Dan Wilkins
Contact Information
Research Assistant Professor
he/him
Areas of Expertise
- Black Holes
- Active Galactic Nuclei
- X-ray Binaries
- Neutron Stars
- Accretion Physics
- General Relativity
- X-ray Astronomy
- Astronomical Instrumentation
Education
- PhD, 2013, Astronomy, University of Cambridge
- BA (Hons), MSci, MA (Cantab), 2009, Natural Sciences (Experimental and Theoretical Physics), University of Cambridge
Dr Wilkins joined the Ohio State faculty in 2025 as Research Assistant Professor in Astronomy. His research focuses on how material spiraling into a supermassive black hole in the centre of a galaxy is able to release huge amounts of energy, powering some of the brightest objects we see in the Universe. Dr Wilkins' research bridges the divide between observational and theoretical studies of black holes, using state of the art space telescopes, developing novel data analysis techniques and designing computer simulations of how light travels around black holes. His research utilizes the X-rays that are emitted and measurements of how they reflect off of the material in its final moments before it falls in to create a 3D map of the extreme environment just outside the event horizon. He is interested in what happens to material and light just before it is lost into the black hole, how the corona that produces the radiation we see is powered, how black holes are able to launch jets at almost the speed of light, how supermassive black holes grow, and the profound effect they have on the formation of galaxies and structure in our Universe.

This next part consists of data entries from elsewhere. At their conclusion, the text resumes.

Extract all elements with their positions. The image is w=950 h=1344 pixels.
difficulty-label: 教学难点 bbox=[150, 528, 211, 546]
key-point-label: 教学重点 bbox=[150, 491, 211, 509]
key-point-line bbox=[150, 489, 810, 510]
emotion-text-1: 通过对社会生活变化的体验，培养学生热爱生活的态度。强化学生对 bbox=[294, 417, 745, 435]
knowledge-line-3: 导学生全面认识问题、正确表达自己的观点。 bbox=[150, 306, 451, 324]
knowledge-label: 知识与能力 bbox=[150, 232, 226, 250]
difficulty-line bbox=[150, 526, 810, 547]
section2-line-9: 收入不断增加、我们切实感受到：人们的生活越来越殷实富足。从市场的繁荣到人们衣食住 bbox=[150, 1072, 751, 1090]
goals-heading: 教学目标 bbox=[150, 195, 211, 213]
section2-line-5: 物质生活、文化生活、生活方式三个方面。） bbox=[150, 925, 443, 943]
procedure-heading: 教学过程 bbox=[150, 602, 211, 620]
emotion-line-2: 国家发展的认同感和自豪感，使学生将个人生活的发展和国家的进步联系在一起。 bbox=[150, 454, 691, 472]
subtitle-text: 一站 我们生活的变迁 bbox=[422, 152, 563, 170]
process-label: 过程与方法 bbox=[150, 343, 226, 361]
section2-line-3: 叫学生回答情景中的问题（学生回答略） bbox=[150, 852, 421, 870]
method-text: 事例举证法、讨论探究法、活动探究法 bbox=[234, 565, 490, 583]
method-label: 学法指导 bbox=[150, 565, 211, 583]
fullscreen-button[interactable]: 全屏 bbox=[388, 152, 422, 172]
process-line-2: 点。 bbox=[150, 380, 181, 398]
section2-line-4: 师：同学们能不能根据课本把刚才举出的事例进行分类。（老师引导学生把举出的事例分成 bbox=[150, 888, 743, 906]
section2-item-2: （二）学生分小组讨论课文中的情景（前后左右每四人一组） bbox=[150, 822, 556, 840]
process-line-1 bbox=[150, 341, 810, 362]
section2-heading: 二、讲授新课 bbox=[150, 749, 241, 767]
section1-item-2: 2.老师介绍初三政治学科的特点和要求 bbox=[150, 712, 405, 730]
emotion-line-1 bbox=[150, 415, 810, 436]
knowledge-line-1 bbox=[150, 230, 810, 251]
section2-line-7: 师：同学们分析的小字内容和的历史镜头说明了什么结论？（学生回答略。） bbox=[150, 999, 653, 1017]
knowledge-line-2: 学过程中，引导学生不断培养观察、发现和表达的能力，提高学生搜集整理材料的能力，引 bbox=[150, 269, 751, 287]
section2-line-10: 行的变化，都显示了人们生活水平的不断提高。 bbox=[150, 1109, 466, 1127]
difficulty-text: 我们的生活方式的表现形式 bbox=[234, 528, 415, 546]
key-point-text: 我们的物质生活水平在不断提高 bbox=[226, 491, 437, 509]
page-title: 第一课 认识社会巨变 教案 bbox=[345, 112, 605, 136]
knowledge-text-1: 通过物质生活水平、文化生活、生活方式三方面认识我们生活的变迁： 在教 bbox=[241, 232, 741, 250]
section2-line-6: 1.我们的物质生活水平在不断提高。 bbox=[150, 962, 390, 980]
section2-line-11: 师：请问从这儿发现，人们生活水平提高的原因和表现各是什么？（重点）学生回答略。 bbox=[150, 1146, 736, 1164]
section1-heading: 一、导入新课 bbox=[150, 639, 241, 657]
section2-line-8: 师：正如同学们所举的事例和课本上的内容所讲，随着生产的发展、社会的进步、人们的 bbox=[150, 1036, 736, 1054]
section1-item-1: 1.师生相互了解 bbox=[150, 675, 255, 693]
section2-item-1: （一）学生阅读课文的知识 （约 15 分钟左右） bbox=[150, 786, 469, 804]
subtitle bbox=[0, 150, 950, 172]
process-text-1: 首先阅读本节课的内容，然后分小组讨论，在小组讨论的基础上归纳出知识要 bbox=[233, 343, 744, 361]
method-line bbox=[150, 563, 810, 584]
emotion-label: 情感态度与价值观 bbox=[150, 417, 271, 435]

Dr Wilkins works with NASA, the European Space Agency (ESA) and the Japanese Aerospace Exploration Agency (JAXA) on the development of next-generation X-ray missions. He is a member of the science team for the JAXA-led XRISM X-ray observatory, a member of the ESA Athena Science Working Group and of the Wide Field Imager instrument team, and has played an active role in the development of NASA's probe-class X-ray mission concepts. He is also contributing to the development of next-generation, high-speed, low-noise X-ray imaging detectors that are based on CCD technology, and leading research into how we may augment next-generation detectors with artificial intelligence (AI) and machine learning (ML) algorithms to enhance their sensitivity.